Clockwise: Chuck Bonham – CA Dept. of Fish & Wildlife, Jeff McCreary – Ducks Unlimited, Ernest Conant – US Bureau of Reclamation, Danny Robinson – Biggs-West Gridley Water District

About the Project

On November 3, the California Natural Resources Agency, California Department of Fish and Wildlife, the Bureau of Reclamation, Biggs-West Gridley Water District and Ducks Unlimited (DU) celebrated the completion of a six-year, $52 million water infrastructure upgrade at the Gray Lodge Wildlife Area. One of California’s most spectacular wildlife areas now has a secure water supply, thanks to this recently completed project. Construction recently wrapped up on 5 1/2 miles of upgrades to the canals that ship water from the Thermalito Afterbay to the Gray Lodge Wildlife Area near Gridley. The work included replacing five county road bridges, seven large water-control structures, three farm bridges and 45 structures that move water into farm fields.

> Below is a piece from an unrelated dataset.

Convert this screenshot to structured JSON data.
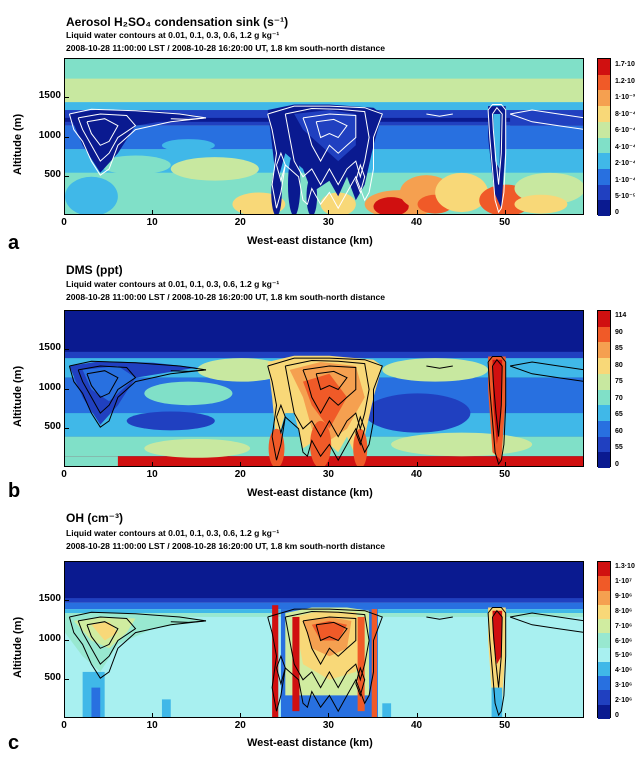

Duck hunters, birders and other visitors already are seeing the value of those improvements. Last year, in the final stages of California’s historic multiyear drought, Gray Lodge was only able to irrigate about 300 acres of season wetlands. This summer, Gray Lodge was able to irrigate approximately 3,000 acres of seasonal wetlands and has been able to move water on and off the landscape in the spring and summer to stimulate native plant growth and produce the natural food ducks, geese and shorebirds need when they show up at Gray Lodge hungry during their fall and winter migrations. The Gray Lodge Water Supply Improvement Project was funded with Proposition 1 grant monies with most of the work on the ground carried out and overseen by DU.

Not only does the project help the region’s farmers; it ensures there is a steady supply of water for the millions of birds and other wildlife that rely on the wetlands that make up this stunningly beautiful 9,100-acre wildlife area. More than 100,000 people visit Gray Lodge each year. The project ensures a reliable, consistent supply of water to Gray Lodge and the millions of birds and other wildlife that rely on it while no longer impacting or impeding water deliveries to neighboring farms, even in dry years.